We built our approach around treating the DAT this way — a number you can measure and move deliberately, using the same 60-day system we used ourselves. If your timeline is tight, our DAT Study Plan for the Average Student lays out how to structure the weeks before a retake so they count. And if your score is already competitive for the schools you actually want, check DAT Score Needed for Top 10 Dental Schools & NYU before you retake just to chase a bigger number.
FAQ: Is a 17-20 AA Good Enough on the DAT
Is 20 AA good enough for dental school?
A 20 AA on the old 1-30 scale is a workable, above-average score that gets you looked at by a real range of US dental schools, especially with a solid GPA and a normal-looking application. It is not competitive for the most selective programs, so whether it is enough depends entirely on which schools are on your list. Check each school's own reported averages, since a 20 AA can be plenty for one program and thin for another.

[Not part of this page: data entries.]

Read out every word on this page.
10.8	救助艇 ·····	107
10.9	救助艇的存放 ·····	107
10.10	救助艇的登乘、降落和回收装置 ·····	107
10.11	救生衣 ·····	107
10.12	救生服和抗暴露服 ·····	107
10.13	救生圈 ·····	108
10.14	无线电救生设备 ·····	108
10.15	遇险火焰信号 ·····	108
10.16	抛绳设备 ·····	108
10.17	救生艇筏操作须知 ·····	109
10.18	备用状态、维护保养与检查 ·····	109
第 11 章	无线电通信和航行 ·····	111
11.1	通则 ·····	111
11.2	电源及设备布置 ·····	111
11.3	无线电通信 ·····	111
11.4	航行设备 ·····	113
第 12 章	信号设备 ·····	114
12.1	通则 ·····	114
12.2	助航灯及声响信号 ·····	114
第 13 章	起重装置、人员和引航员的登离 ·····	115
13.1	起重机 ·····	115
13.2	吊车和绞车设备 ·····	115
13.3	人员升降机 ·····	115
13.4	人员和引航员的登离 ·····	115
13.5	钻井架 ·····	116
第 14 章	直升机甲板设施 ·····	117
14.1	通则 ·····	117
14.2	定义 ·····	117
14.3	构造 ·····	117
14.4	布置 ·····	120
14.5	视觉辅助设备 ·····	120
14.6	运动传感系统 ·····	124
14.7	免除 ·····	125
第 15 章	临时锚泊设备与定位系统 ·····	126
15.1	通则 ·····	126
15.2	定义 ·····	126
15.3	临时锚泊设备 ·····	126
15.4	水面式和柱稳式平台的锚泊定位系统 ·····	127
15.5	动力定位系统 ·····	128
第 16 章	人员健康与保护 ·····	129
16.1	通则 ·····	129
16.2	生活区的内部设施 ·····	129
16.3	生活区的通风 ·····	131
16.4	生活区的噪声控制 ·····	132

Should I retake the DAT with a 19 AA?
Retake if a diagnostic under real testing conditions shows you missing points to timing, careless errors, or one or two fixable content gaps rather than a broad lack of foundational knowledge. Don't retake just because 19 feels low; retake because you have concrete evidence you can move the number in the time you actually have. If your practice scores under timed conditions already sit at 19, assume your real retake will land near there too without a changed approach.

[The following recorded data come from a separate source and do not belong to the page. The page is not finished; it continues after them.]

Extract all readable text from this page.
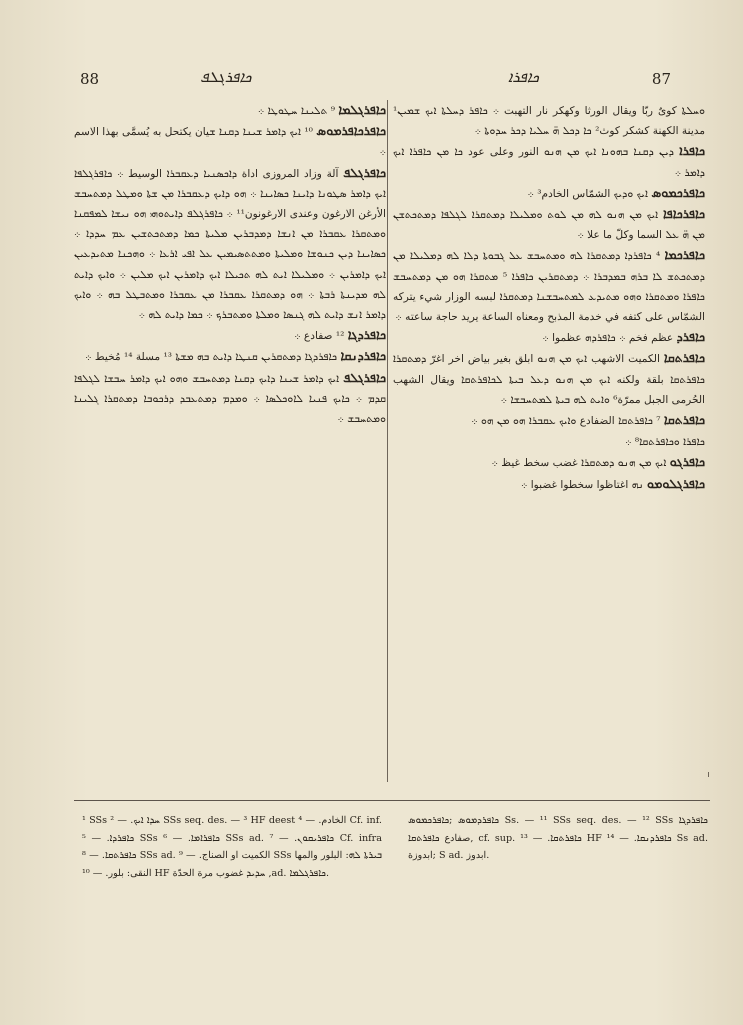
88	ܟܐܦܪܓܠܦ	ܟܐܦܪܐ	87

ܟܐܦܪܓܠܡܐ ⁹ ܬܠܝܢܐ ܚܛܘܛܐ ܀

ܟܐܦܪܟܐܦܪܡܘܣ ¹⁰ ܐܝܟ ܕܐܡܪ ܫܝܢܐ ܕܩܢܐ ܫيان يكتحل به يُسمَّى بهذا الاسم ܀

ܟܐܦܪܓܠܦ آلة وزاد المروزى اداة ܕܐܟܣܢܝܐ ܕܥܩܒܪܐ الوسيط ܀ ܟܐܦܪܓܠܦܐ ܐܝܟ ܕܐܡܪ ܣܛܘܢܐ ܕܐܝܢܐ ܟܣܐܝܢܐ ܀ ܗܘ ܕܐܝܟ ܕܥܩܒܪܐ ܡܢ ܫܬܐ ܘܡܛܠ ܕܡܬܚܒܫ الأرغن الارغون وعندى الارغونون¹¹ ܀ ܟܐܦܪܓܠܦ ܕܐܝܬܘܗܝ ܗܘ ܢܝܫܐ ܠܡܦܩܢܐ ܘܡܬܩܪܐ ܥܩܒܪܐ ܡܢ ܐܢܫܐ ܕܡܕܒܪܝܢ ܡܠܝܬܐ ܟܡܐ ܕܡܬܟܬܫܝܢ ܥܡ ܚܕܕܐ ܀ ܟܣܐܝܢܐ ܕܝܢ ܟܢܘܫܐ ܘܡܠܝܬܐ ܘܡܬܬܣܝܡܝܢ ܥܠ ܐܦܝ ܐܪܥܐ ܀ ܘܗܟܢܐ ܡܬܝܕܥܝܢ ܐܝܟ ܕܐܡܪܝܢ ܀ ܘܡܠܝܠܐ ܐܝܬ ܠܗ ܬܟܝܠܐ ܐܝܟ ܕܐܡܪܝܢ ܐܝܟ ܡܠܝܢ ܀ ܘܐܝܟ ܕܐܝܬ ܠܗ ܡܕܝܢܬܐ ܪܒܬܐ ܀ ܗܘ ܕܡܬܩܪܐ ܥܩܒܪܐ ܡܢ ܥܩܒܪܐ ܘܡܬܒܛܠ ܒܗ ܀ ܘܐܝܟ ܕܐܡܪ ܐܢܫ ܕܐܝܬ ܠܗ ܓܢܣܐ ܘܡܠܬܐ ܘܡܬܒܪܟ ܀ ܟܡܐ ܕܐܝܬ ܠܗ ܀

ܟܐܦܪܕܓܐ ¹² صفادع ܀

ܟܐܦܪܕܢܩܐ ܟܐܦܪܕܓܐ ܕܡܬܩܪܝܢ ܩܢܛܐ ܕܐܝܬ ܒܗ ܡܫܬܐ ¹³ مسلة ¹⁴ مُخيط ܀

ܟܐܦܪܓܠܦ ܐܝܟ ܕܐܡܪ ܫܝܢܐ ܕܐܝܟ ܕܩܢܐ ܕܡܬܚܒܫ ܘܗܘ ܐܝܟ ܕܐܡܪ ܚܒܫܐ ܠܓܠܦܐ ܩܕܡ ܀ ܟܐܝܟ ܦܢܝܐ ܠܐܘܟܠܣܐ ܀ ܘܡܕܡ ܕܡܬܥܒܕ ܕܪܟܘܒܐ ܕܡܬܩܪܐ ܓܠܝܢܐ ܘܡܬܚܒܫ ܀

ܘܚܠܬܐ كوىٌ ربّا ويقال الورثا وكهكر نار التهبت ܀ ܟܐܦܪ ܕܚܠܬܐ ܐܝܟ ܫܡܝܢ¹ مدينة الكهنة كشكر كوث² ܟܐ ܕܟܠ ܗ̈ ܚܠܝܐ ܕܟܪ ܚܕܘܬܐ ܀

ܟܐܦܪܐ ܕܝܢ ܕܩܢܐ ܒܗܘܢܐ ܐܝܟ ܡܢ ܗܢܘ النور وعلى عود ܟܐ ܡܢ ܟܐܦܪܐ ܐܝܟ ܕܐܡܪ ܀

ܟܐܦܪܟܡܘܣ ܐܝܟ ܘܕܝܟ الشمّاس الخادم³ ܀

ܟܐܦܪܟܐܦܐ ܐܝܟ ܡܢ ܗܢܘ ܠܗ ܡܢ ܠܘܬ ܘܡܠܝܠܐ ܕܡܬܩܪܐ ܠܓܠܦܐ ܕܡܬܟܬܫܢ ܡܢ ܗ̈ ܥܠ السما وكلّ ما علا ܀

ܟܐܦܪܟܡܐ ⁴ ܟܐܦܪܕܐ ܕܡܬܩܪܐ ܠܗ ܘܡܬܚܒܫ ܥܠ ܓܒܘܬܐ ܕܠܐ ܠܗ ܕܡܠܝܠܐ ܡܢ ܕܡܬܟܬܫ ܠܐ ܒܪܗ ܒܡܕܒܪܐ ܀ ܕܡܬܩܪܝܢ ܟܐܦܪܐ ⁵ ܡܬܩܪܐ ܗܘ ܡܢ ܕܡܬܚܒܫ ܟܐܦܪܐ ܘܡܬܩܪܐ ܘܗܘ ܡܬܝܕܥ ܠܡܬܚܒܫܢܐ ܕܡܬܩܪܐ لبسه الوزار شيء يتركه الشمّاس على كتفه في خدمة المذبح ومعناه الساعة يريد حاجة ساعته ܀

ܟܐܦܪܕ عظم فخم ܀ ܟܐܦܪܕܗ عظموا ܀

ܟܐܦܪܬܩܐ الكميت الاشهب ܐܝܟ ܡܢ ܗܢܘ ابلق بغير بياض اخر اغرّ ܕܡܬܩܪܐ ܟܐܦܪܬܩܐ بلقة ولكنه ܐܝܟ ܡܢ ܗܢܘ ܕܥܠ ܒܝܬܐ ܠܟܐܦܪܬܩܐ ويقال الشهب الحُرمى الجبل ممرّة⁶ ܘܐܝܬ ܠܗ ܒܝܬܐ ܠܡܬܚܒܫܐ ܀

ܟܐܦܪܬܩܐ ⁷ ܟܐܦܪܬܩܐ الضفادع ܘܐܝܟ ܥܩܒܪܐ ܗܘ ܡܢ ܗܘ ܀

ܟܐܦܪܐ ܘܟܐܦܪܬܩܐ⁸ ܀

ܟܐܦܪܓܘ ܐܝܟ ܡܢ ܗܢܘ ܕܡܬܩܪܐ غضب سخط غيظ ܀

ܟܐܦܪܓܠܘܡܘ ܢܗ اغتاظوا سخطوا غضبوا ܀

¹ SSs ܚܕܐ ܐܝܟ. — ² SSs seq. des. — ³ HF deest الخادم. — ⁴ Cf. inf. ܟܐܦܪܕܐ. — ⁵ SSs ܟܐܦܪܐܡܐ. — ⁶ SSs ad. ܟܐܦܪܝܩܘܢ. — ⁷ Cf. infra ܟܐܦܪܬܩܐ. — ⁸ SSs ad. الكميت او الصناج. — ⁹ SSs ܒܝܪܬܐ ܠܗ: البلور والمها النقى: بلور. — ¹⁰ HF ܚܕܝܕ غضوب مرة الحدّة ,ad. ܟܐܦܪܓܠܡܐ.
ܟܐܦܪܕܡܘܣ ;ܟܐܦܪܟܡܘܣ Ss. — ¹¹ SSs seq. des. — ¹² SSs ܟܐܦܪܕܓܐ صفادع ܟܐܦܪܬܩܐ, cf. sup. ܟܐܦܪܬܩܐ. — ¹³ HF ܟܐܦܪܕܢܩܐ. — ¹⁴ Ss ad. ابدوزة; S ad. ابدوز.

What's the lowest DAT score dental schools accept?
There is no single published floor; it varies by school and changes year to year, so there is no factual minimum we can state here. Some programs have historically considered applicants with AAs in the high teens when the rest of the application (GPA, experience, interview) is strong, while others rarely look below the low-to-mid 20s. Always check each school's own reported score ranges and confirm current data through the ADEA AADSAS application cycle rather than relying on old forum numbers.
Is a 17 AA good enough for dental school (like people ask on Reddit)?

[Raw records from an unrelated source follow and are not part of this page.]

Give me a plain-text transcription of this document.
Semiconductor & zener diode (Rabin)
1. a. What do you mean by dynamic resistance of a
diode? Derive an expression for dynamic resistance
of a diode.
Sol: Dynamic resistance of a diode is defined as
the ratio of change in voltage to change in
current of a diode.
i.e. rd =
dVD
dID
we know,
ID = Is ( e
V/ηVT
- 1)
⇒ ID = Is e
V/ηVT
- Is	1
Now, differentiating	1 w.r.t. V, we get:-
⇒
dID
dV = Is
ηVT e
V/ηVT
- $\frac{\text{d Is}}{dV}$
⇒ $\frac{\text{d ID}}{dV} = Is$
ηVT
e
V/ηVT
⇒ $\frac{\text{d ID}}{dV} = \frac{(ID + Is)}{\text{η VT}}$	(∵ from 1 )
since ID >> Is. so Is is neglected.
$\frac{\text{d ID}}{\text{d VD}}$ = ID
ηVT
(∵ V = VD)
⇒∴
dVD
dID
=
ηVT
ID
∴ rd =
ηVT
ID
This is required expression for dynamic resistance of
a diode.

A 17 AA sits right around the historical national average on the old scale, so on its own it is a below-competitive number for most programs, though it is not disqualifying everywhere. The "is 17 AA good enough" threads you'll find tend to agree on one thing: a 17 paired with a strong GPA and a smart, targeted school list has real options, while a 17 paired with a weak GPA is a much harder sell. Treat any single Reddit thread as one data point, not a verdict.
What are my chances at dental school with an 18 AA (per Reddit threads)?
Threads asking about 18 AA chances almost always come back to the same two questions: what is your GPA, and how selective is your school list. An 18 AA with a 3.6+ GPA and a list weighted toward less score-sensitive programs has a real shot; an 18 AA with a below-average GPA and a list of top-20 reach schools does not. Nobody on a forum can give you a real percentage, and neither can we, so weigh the full application rather than the AA in isolation.
How many points can I realistically improve on a DAT retake?
Most students who retake after identifying and fixing a specific, fixable weakness (timing, a content gap, test anxiety) move somewhere in the range of 1 to 3 AA points on the old scale; bigger jumps happen but are the exception, not the rule. Students who retake without changing their approach or study material tend to land within a point of their original score. Get an honest baseline from a full-length, timed practice test before you decide how much room for improvement actually exists.